The properties in question are located on a private, gated road which is lined with small beach cottages, many of which have been upgraded to more luxurious accommodations. The southern exposure has a magnificent view of Long Island Sound and the northern exposure a beautiful view of the Housatonic River and adjacent marshland. At first, K lived in number 8 Smith Point Road for a number of years. She then bought the adjoining property, 10 Smith Point Road, with the idea of tearing down the house on CT Page 8185-x #10, building a larger new home thereon, and then selling #8.

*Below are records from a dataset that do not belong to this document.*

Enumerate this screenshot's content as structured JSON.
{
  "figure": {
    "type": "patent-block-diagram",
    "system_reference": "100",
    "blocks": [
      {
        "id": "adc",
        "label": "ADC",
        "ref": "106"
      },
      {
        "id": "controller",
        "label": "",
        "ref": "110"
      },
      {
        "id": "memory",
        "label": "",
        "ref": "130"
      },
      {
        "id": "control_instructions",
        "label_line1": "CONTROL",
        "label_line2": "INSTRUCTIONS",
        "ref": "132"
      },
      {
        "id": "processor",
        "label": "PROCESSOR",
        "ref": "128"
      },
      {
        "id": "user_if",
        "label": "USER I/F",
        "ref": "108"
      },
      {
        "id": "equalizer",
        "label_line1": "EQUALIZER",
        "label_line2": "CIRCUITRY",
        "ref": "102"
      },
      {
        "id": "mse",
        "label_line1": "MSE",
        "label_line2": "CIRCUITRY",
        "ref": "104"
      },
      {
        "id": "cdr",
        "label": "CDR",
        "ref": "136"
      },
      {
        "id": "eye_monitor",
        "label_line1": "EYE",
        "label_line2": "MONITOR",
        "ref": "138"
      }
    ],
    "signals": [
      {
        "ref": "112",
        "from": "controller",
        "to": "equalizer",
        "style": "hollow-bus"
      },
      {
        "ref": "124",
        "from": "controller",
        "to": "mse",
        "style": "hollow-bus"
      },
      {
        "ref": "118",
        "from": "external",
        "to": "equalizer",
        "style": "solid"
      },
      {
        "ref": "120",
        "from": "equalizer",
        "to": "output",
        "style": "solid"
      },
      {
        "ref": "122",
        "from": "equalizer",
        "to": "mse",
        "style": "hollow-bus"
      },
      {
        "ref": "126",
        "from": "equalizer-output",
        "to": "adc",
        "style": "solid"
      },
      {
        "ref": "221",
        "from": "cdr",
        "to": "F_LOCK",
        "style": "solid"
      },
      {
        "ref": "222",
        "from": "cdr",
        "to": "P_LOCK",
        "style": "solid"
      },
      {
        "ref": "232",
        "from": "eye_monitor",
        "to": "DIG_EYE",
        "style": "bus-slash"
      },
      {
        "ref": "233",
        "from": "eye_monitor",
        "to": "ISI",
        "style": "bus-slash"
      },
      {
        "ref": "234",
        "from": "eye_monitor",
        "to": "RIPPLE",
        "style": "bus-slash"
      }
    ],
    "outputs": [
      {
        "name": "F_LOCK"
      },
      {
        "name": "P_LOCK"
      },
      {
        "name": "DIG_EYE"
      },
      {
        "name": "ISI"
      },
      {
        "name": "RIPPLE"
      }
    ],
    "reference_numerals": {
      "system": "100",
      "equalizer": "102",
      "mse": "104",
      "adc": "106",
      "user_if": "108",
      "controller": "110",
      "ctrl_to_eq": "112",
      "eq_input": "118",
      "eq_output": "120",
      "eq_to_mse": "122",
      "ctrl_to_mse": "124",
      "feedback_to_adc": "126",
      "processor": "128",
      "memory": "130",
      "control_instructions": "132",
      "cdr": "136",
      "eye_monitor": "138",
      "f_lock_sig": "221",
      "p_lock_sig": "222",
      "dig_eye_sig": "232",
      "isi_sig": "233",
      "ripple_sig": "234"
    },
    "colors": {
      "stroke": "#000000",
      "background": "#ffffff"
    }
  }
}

S had long been interested in buying waterfront property and examined numerous locations before settling on #8 which was listed at the time for $575,000.00. After tour visits to the property and some negotiations, an agreement was signed indicating a purchase price of $500,000.00. During the negotiations, S requested three additions to the contract, a lead paint disclosure, the right to remove shrubs on one side of the property, and the right to build a garage, which were all included in a document entitled Addenda to Purchase Agreement.

The problem which led to this lawsuit concerned an alleged discussion which S had with K in late August of 1997 prior to the contract being signed. Present were S and K and their respective real estate agents, Betsy Grauer and Jim Kelly. S claimed that it was during the meeting that K promised that the new house she planned to construct on #10 would be in line with the other houses on the street and would not interfere with the views of #8. Agent Grauer supported this testimony. K denies ever making the statement to S. Unfortunately, the experienced real estate agent Grauer who drafted the agreement, as is the custom in New Haven County, did not include any mention of the alleged promise of no alteration in views in the final version or in the addenda.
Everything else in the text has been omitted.